Let me be clear: You don’t need to learn how to build your entire product. After founding three SaaS companies, I still don’t know how to write code. But you do need to learn enough to know what questions to ask. Eventually, when you have a team of engineers, this will help you become a strong leader and steer your team in the right direction.
Here are some first steps you can take to amp up your baseline knowledge:
- Start with free online classes. Resources like codeacademy.com are a great place to start learning coding languages. There are also bootcamps that help you ramp up in a few months. The goal is not to learn enough to become a developer—it’s to understand the basics of the world you’re entering. Start with a beginner course in HTML and CSS so you can build your own web pages. At the very least, this will help you communicate your minimum viable product.
- Ask questions and find the answers yourself. When I first started talking to designers and engineers, I would furiously type into Google while I was on the phone with them. I did this so I could understand for myself what they were saying. Non-technical founders should come up with a list of questions they don’t have answers to, and actively seek conversations with designers and developers to get those questions answered.

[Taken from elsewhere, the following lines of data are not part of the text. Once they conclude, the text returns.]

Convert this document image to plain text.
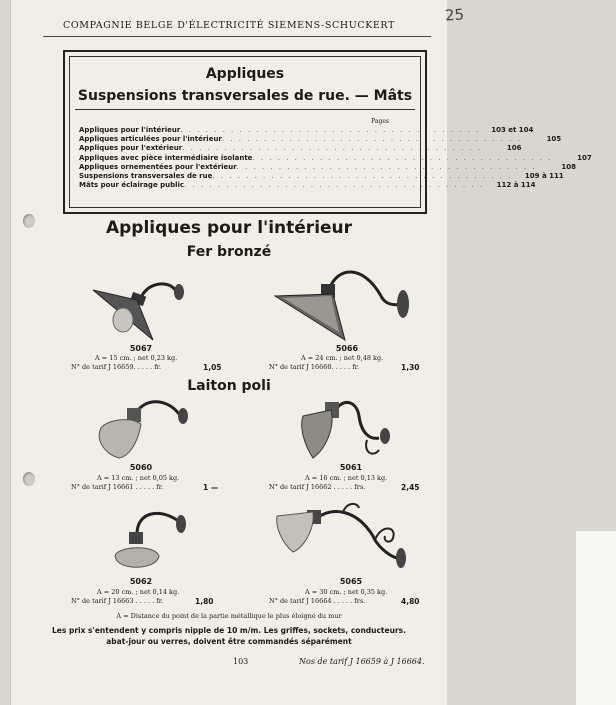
25
COMPAGNIE BELGE D'ÉLECTRICITÉ SIEMENS-SCHUCKERT
Appliques
Suspensions transversales de rue. — Mâts
Pages
Appliques pour l'intérieur . . . . . . . . . . . . . . . . . . . . . . . . . . . . . . . . . . . .	103 et 104
Appliques articulées pour l'intérieur . . . . . . . . . . . . . . . . . . . . . . . . . . . . . . . . . . . .	105
Appliques pour l'extérieur . . . . . . . . . . . . . . . . . . . . . . . . . . . . . . . . . . . .	106
Appliques avec pièce intermédiaire isolante . . . . . . . . . . . . . . . . . . . . . . . . . . . . . . . . . . . .	107
Appliques ornementées pour l'extérieur . . . . . . . . . . . . . . . . . . . . . . . . . . . . . . . . . . . .	108
Suspensions transversales de rue . . . . . . . . . . . . . . . . . . . . . . . . . . . . . . . . . . . .	109 à 111
Mâts pour éclairage public . . . . . . . . . . . . . . . . . . . . . . . . . . . . . . . . . . . .	112 à 114
Appliques pour l'intérieur
Fer bronzé
5067
A = 15 cm. ; net 0,23 kg.
N° de tarif J 16659. . . . . fr.	1,05
5066
A = 24 cm. ; net 0,48 kg.
N° de tarif J 16660. . . . . fr.	1,30
Laiton poli
5060
A = 13 cm. ; net 0,05 kg.
N° de tarif J 16661 . . . . . fr.	1 —
5061
A = 16 cm. ; net 0,13 kg.
N° de tarif J 16662 . . . . . frs.	2,45
5062
A = 20 cm. ; net 0,14 kg.
N° de tarif J 16663 . . . . . fr.	1,80
5065
A = 30 cm. ; net 0,35 kg.
N° de tarif J 16664 . . . . . frs.	4,80
A = Distance du point de la partie métallique le plus éloigné du mur
Les prix s'entendent y compris nipple de 10 m/m. Les griffes, sockets, conducteurs.
abat-jour ou verres, doivent être commandés séparément
103	Nos de tarif J 16659 à J 16664.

- Understand how other non-technical founders started companies and do the same things. If you don’t know anyone who has been there, mine the content that founders and CEOs publish online and read about what they did. This doesn’t give you more technical skills, but it does make you better at the thing you’re setting out to do: getting the company off the ground.
When you’re founding and growing a company, you’re going to run into problems that you don’t know how to solve—whether you know how to code or not. The hunger to learn and overcome your knowledge gaps—not your ability to write code—is what dictates whether you will move forward.

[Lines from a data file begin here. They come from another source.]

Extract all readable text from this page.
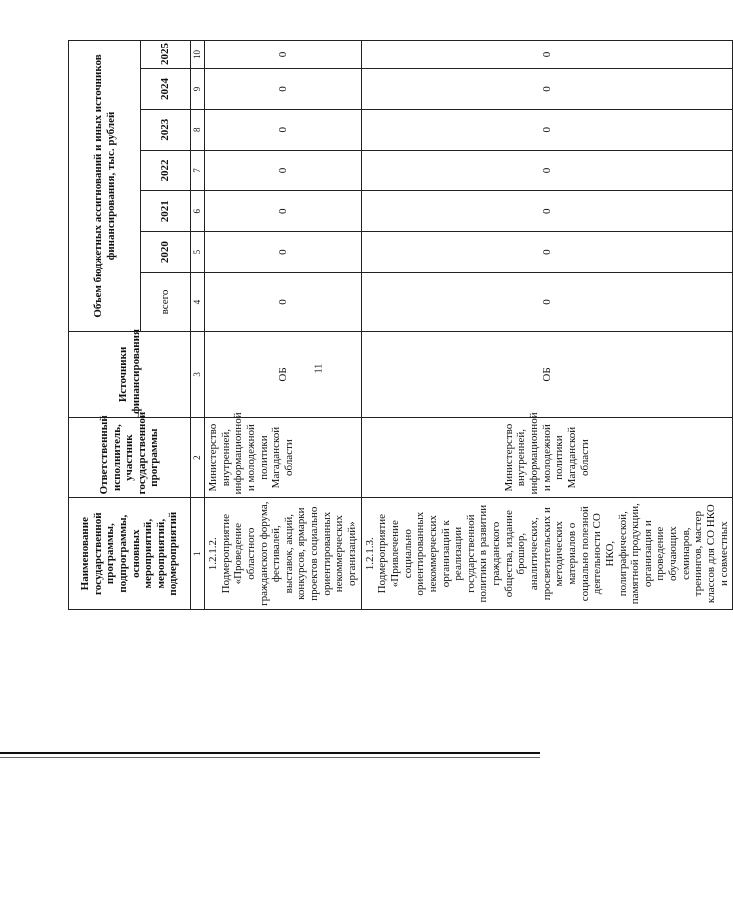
11
Наименование государственной программы, подпрограммы, основных мероприятий, мероприятий, подмероприятий	Ответственный исполнитель, участник государственной программы	Источники финансирования	Объем бюджетных ассигнований и иных источников финансирования, тыс. рублей						
			всего	2020	2021	2022	2023	2024	2025
1	2	3	4	5	6	7	8	9	10
1.2.1.2. Подмероприятие «Проведение областного гражданского форума, фестивалей, выставок, акций, конкурсов, ярмарки проектов социально ориентированных некоммерческих организаций»	Министерство внутренней, информационной и молодежной политики Магаданской области	ОБ	0	0	0	0	0	0	0
1.2.1.3. Подмероприятие «Привлечение социально ориентированных некоммерческих организаций к реализации государственной политики в развитии гражданского общества, издание брошюр, аналитических, просветительских и методических материалов о социально полезной деятельности СО НКО, полиграфической, памятной продукции, организация и проведение обучающих семинаров, тренингов, мастер классов для СО НКО и совместных	Министерство внутренней, информационной и молодежной политики Магаданской области	ОБ	0	0	0	0	0	0	0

You’re always going to be troubleshooting
Being a founder means fixing problems that arise day after day. When you put out one fire, you immediately have to tend to another. You’re constantly learning out what you don’t know. This doesn’t change—even if you have years of coding experience and a big-name VC backing you. What actually makes a difference is having the momentum you built early on to overcome these challenges.
You need to build momentum with low-tech and low-budget strategies from the very beginning. Taking those scary first steps are the first challenges in a long line of challenges that you’ll face as you build a product and grow your company.

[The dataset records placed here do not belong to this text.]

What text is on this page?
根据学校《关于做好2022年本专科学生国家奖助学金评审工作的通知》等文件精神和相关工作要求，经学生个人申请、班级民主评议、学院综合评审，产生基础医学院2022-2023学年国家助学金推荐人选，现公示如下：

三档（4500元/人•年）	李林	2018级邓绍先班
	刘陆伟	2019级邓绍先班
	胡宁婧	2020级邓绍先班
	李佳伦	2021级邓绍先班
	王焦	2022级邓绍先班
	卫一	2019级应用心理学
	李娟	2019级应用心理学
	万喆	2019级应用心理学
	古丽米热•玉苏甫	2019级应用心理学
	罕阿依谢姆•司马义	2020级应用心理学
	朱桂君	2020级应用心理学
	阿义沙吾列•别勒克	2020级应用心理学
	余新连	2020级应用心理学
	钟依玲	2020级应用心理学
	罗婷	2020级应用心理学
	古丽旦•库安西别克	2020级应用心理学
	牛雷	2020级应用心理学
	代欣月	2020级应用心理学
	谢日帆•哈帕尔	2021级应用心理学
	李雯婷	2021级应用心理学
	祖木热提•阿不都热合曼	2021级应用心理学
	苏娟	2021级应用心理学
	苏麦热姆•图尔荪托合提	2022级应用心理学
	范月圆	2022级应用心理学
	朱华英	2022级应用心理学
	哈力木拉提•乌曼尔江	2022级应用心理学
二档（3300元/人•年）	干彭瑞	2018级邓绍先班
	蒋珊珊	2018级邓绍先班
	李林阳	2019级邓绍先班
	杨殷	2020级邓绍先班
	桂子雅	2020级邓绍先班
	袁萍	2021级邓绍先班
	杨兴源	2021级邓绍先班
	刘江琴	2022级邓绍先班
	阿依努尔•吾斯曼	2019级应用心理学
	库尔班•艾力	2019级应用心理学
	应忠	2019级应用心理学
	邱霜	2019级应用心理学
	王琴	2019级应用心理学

To build momentum early on when you feel like you’re standing still, ask yourself:
- Where can I find resources on how to solve this?
- What is one unscalable thing I could do to fix this?
- What is the end result for my user?
- How can I use the resources I already have to make a solution?
Meeting and overcoming initial challenges early on helps you quickly develop persistence and creativity. These are two qualities that you’ll need over and over again at every stage of your company.